Cuando un genocida debe comparecer por sus delitos en un juicio, suele combinar la amnesia selectiva con la auto indulgencia y la exculpación: no recuerda lo que no le conviene, niega el derecho de otros a que lo juzguen, proyecta la culpa sobre las víctimas –que pasan a ser victimarios-, niega que haya cometido delitos, y exhibe toda una parafernalia de justificaciones de las que está seguro que la Historia y Dios lo absolverán.

Que un victimario de genocidio se rehúse a recordar ante un tribunal no significa que no haya memoria del crimen cometido, tanto subjetiva como objetiva. Las huellas que deja su acto constituyen una memoria, más allá de la mala voluntad de recordar: desde las pruebas de ADN, las huellas dactilares, las fotos o los videos, hasta los testigos y los sobrevivientes operan como marcas dispuestas a ser leídas. Es que, como planteaba Freud en Moisés y la religión monoteísta, el problema de un crimen no es tanto cometerlo, como borrar sus huellas. No hay crimen sin huella, aunque haya en el perpetrador la voluntad de borrarla. Éste querría la borradura de toda huella del acto criminal, como pretendía el Reichführer de las SS Heinrich Himmler en su célebre discurso de Posem, el 4 de octubre de 1943 ante soldados y generales a propósito de la Shoah: “esa es una página de gloria de nuestra historia que nunca se ha escrito y que nunca se escribirá”. Una amnesia personal y colectiva, un Alzheimer social sobre los crímenes perpetrados.
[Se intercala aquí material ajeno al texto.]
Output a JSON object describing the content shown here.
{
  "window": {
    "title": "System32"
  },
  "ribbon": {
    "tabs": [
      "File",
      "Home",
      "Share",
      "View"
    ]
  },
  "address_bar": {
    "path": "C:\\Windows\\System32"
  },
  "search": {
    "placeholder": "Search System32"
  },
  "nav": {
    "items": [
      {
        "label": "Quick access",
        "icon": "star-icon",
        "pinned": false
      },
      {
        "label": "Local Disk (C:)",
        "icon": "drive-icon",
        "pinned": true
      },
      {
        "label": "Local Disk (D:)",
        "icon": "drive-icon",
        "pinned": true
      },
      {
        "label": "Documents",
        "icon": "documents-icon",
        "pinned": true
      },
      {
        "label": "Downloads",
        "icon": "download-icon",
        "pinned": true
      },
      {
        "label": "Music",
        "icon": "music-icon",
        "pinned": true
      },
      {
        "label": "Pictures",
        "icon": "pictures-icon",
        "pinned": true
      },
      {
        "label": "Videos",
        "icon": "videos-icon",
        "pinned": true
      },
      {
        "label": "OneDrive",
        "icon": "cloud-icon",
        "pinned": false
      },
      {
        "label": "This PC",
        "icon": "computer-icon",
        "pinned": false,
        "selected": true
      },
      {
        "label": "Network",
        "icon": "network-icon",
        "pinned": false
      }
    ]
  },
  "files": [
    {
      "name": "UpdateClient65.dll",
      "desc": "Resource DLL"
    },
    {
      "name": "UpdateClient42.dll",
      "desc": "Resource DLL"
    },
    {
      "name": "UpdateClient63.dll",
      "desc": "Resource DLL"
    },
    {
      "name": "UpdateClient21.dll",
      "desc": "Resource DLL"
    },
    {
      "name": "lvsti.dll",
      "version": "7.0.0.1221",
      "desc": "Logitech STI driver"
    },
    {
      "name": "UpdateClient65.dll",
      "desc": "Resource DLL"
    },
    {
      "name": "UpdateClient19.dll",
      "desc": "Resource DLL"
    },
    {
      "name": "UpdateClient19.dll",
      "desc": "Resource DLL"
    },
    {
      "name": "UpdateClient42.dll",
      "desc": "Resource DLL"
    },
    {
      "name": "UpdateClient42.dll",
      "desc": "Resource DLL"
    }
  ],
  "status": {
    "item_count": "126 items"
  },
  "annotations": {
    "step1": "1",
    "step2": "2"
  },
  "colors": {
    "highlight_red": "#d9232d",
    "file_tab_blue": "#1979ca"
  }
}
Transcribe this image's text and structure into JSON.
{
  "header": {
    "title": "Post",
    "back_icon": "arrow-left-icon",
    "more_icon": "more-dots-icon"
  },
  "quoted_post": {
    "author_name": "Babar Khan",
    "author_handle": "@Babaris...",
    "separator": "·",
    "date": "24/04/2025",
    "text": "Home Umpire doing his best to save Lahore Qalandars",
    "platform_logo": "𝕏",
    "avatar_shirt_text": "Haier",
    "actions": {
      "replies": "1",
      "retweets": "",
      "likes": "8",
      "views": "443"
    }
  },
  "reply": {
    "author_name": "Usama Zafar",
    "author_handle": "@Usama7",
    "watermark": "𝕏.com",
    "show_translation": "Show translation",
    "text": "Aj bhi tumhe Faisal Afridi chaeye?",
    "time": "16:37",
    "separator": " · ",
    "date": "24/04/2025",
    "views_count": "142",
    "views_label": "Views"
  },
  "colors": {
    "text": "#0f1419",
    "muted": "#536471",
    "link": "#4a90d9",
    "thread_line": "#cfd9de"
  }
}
Que haya un crimen sin huella. Un crimen perfecto. Semejante olvido equivale a una segunda muerte para las víctimas: la denegación misma de que hayan existido y que se las haya asesinado. Se intentó en la Argentina con la figura del “desaparecido”. Y Turquía sigue insistiendo 100 años después con que el genocidio armenio no aconteció. Se trata de borrar la huella misma del crimen y la inscripción simbólica del muerto en la memoria de los vivos. De ahí que el olvido del crimen constituya un crimen de olvido, y que sea responsabilidad de los Estados y de los pueblos una política de la memoria que no incurra en una denegación de la existencia de las víctimas, según el deseo de los victimarios.

Dada la enormidad de los crímenes cometidos por un genocida –Hannah Arendt decía que eran tan graves que excedían toda medida jurídica de castigo: no había modo de pensar en un castigo proporcional al crimen cometido, porque su exceso mismo lo volvía inconmensurable al pensamiento racional [1]- la alternativa a las estrategias exculpatorias sería una asunción de las responsabilidades por los actos cometidos, lo que implica para el sujeto que el exceso del crimen retorne en forma de autoacusaciones, de algo imperdonable que sólo puede saldarse con el suicidio.

La estrategia intermedia consiste en una escisión del Yo: reconocer los crímenes cometidos y al mismo tiempo plantearlos como cometidos por otro, “aquel que fui y ya no soy”. La división del yo es una estrategia común entre quienes participan de actos criminales requeridos por el Estado en determinado momento histórico y luego, cuando las circunstancias históricas cambian, dichos actos pasan a ser condenados y juzgados.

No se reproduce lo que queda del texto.